Os benefícios para a saúde das bactérias produtoras de ácido láctico foram pela primeira vez estabelecidos no início do século XX pelo cientista russo Elie Metchnikoff, defendendo os benefícios invocados na Antiguidade. As suas observações baseavam-se no conceito de “auto-intoxicação” e consequente “envelhecimento intestinal” por agentes capazes de produzir substâncias proteolíticas (Clostridium, por exemplo).

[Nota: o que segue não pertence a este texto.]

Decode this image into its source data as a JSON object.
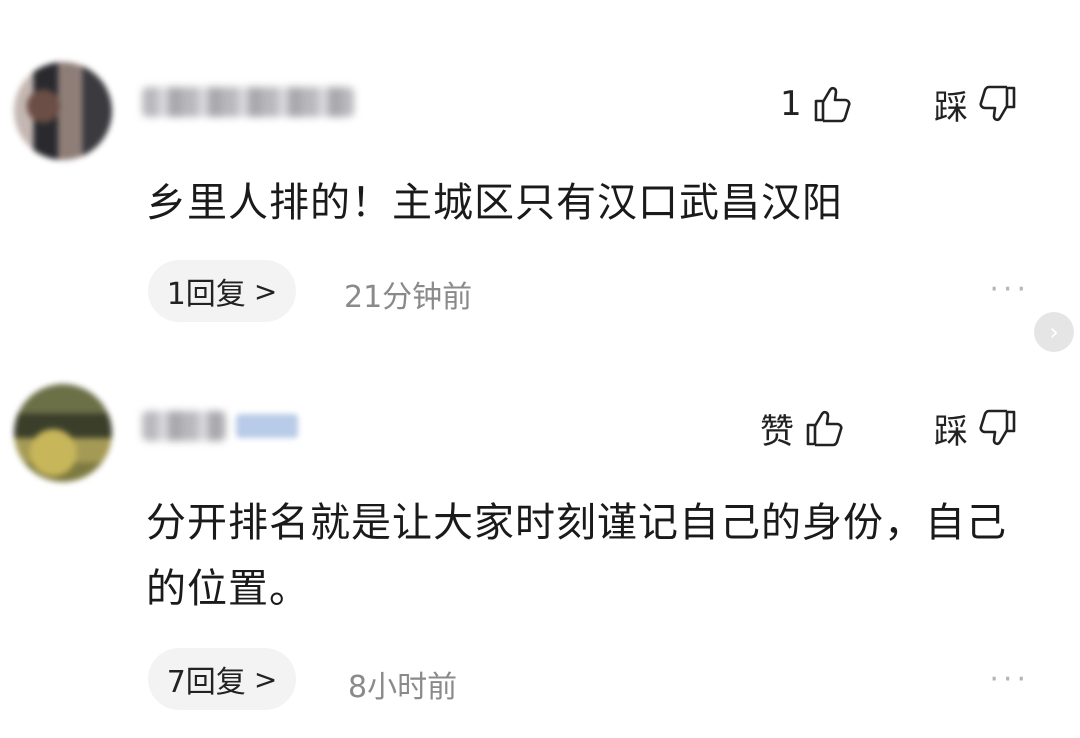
{
  "comments": [
    {
      "like_label": "1",
      "dislike_label": "踩",
      "text": "乡里人排的！主城区只有汉口武昌汉阳",
      "replies_label": "1回复",
      "time": "21分钟前",
      "more": "···"
    },
    {
      "like_label": "赞",
      "dislike_label": "踩",
      "text": "分开排名就是让大家时刻谨记自己的身份，自己的位置。",
      "replies_label": "7回复",
      "time": "8小时前",
      "more": "···"
    }
  ],
  "icons": {
    "like": "thumbs-up-icon",
    "dislike": "thumbs-down-icon",
    "chevron": "chevron-right-icon"
  },
  "side_arrow": "›"
}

Em 1919, Isaac Carasso, fundador da Danone, começou a produzir industrialmente o iogurte que nessa época, por ser considerado um medicamento, era vendido nas farmácias. Posteriormente, por conter bactérias cujo principal alvo era a microflora intestinal com efeitos benéficos para a saúde do hospedeiro, passou a ser considerado um alimento funcional, salientando-se o estudo científico de Metchinikoff no Instituto Pasteur de Paris.

Definição

A designação de probióticos é conhecida desde 1965 (Lilley & Stilwell); contudo, foi Fuller que em 1989, definiu probióticos como microrganismos vivos, componentes de alimentos, que produzem efeitos benéficos no hospedeiro através da melhoria do balanço microbiano do seu microbiota intestinal.

Os probióticos, pelo seu interesse, constituem um motivo de investigação actual em várias áreas de medicina, em veterinária e na indústria alimentar. Por isso, em 1999 foi elaborado pela Comunidade Europeia um documento de consenso que define probiótico como um alimento que incorpora microrganismos vivos (lactobacilos, bifidobactérias) o qual, consumido em quantidades suficientes, produz efeitos benéficos para a saúde e para o bem-estar, para além dos efeitos nutricionais.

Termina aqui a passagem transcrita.